The personal feedback of the students and evaluations resulted in some surprising results for me. Contrary to my expectations, my most demanding course „Scientific Programming“, for example, was and is extremely well rated. For me, this initially contrasted with the students‘ feedback during the course, who ask many questions during almost every lecture or exercise and have to struggle with a high degree of frustration tolerance. However, the high density of individual work or direct application of theoretical knowledge seems to generate a constant and sufficient sense of achievement to ultimately develop a positive attitude towards the course.
Commitment to teaching
As a module coordinator for two modules with a total of seven courses (M.HEG.12 Hydrogeology I, M.HEG.310 Groundwater Modeling II), I also function as a contact person beyond my teaching hours, both for teachers and in particular students. Due to the constant internationalization of the teaching environment, new problem areas arise here, which, however, are often not yet available or discussed in the broad environment of the university.
Within the framework of the U4 initiative consisting of four universities (Gent, Belgium; Uppsala, Sweden; Groningen, Netherlands; Goettingen, Germany) I was invited to the workshop „International Perspectives in Teaching & Learning“ in Gent as a representative of the University of Goettingen to identify current challenges in the context of internationalisation and to develop possible solutions to problems.
I successfully completed the certificate program for higher education teaching at Goettingen University Higher Education Didactics in 2017. In particular, the teaching internships by the university didactics staff helped me to optimise my courses and improve the transfer of knowledge.

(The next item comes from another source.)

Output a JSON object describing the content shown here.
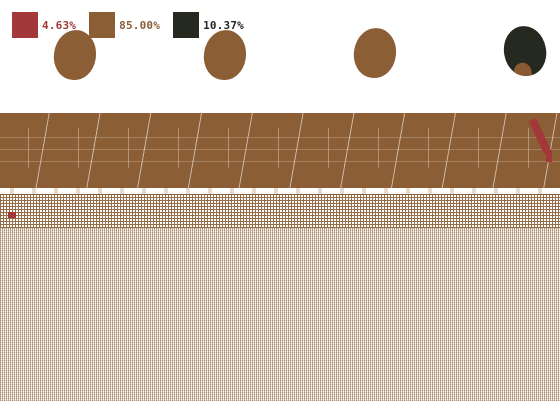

In order to offer students a wider range of (most efficient) field-related theses, I have been instrumenting the Goettingen karst springs (Weendespring, Gronespring) with the help of study quality resources since 2015. In the sense of a’field laboratory‘ there are many possibilities to carry out interdisciplinary theses, e.g. numerical simulations (saturated/unsaturated hydraulics, mass transport), hydrochemical/isotope chemical analyses, structural geological/geological characterisation including transfer to hydrogeological parameters, as well as soil science studies (soil water balance models, unsaturated flow processes).
Prospects for teaching
In my teaching, there is often a contrast between application-related topics and research-relevant questions. Both are important for the future professional orientation of students, even if the majority do not pursue a career in research. This requires me, despite my enthusiasm for my work in research, to primarily orientate my teaching according to the requirements of the labour market. Occasionally, both can be combined. For example, the teaching and understanding of microscopic processes in the field of groundwater flow (research) also enables a better understanding of large-scale flow dynamics (application). The identification of such cross-references is a challenge from a didactic point of view and I would like to expand this even further in the coming semesters.
During my time as a lecturer I was able to identify the independent work, for example in the form of written exercises or computer applications, as an essential core aspect of a good course based on feedback from students. I would also like to integrate this into my future teaching through short fluid mechanics laboratory experiments.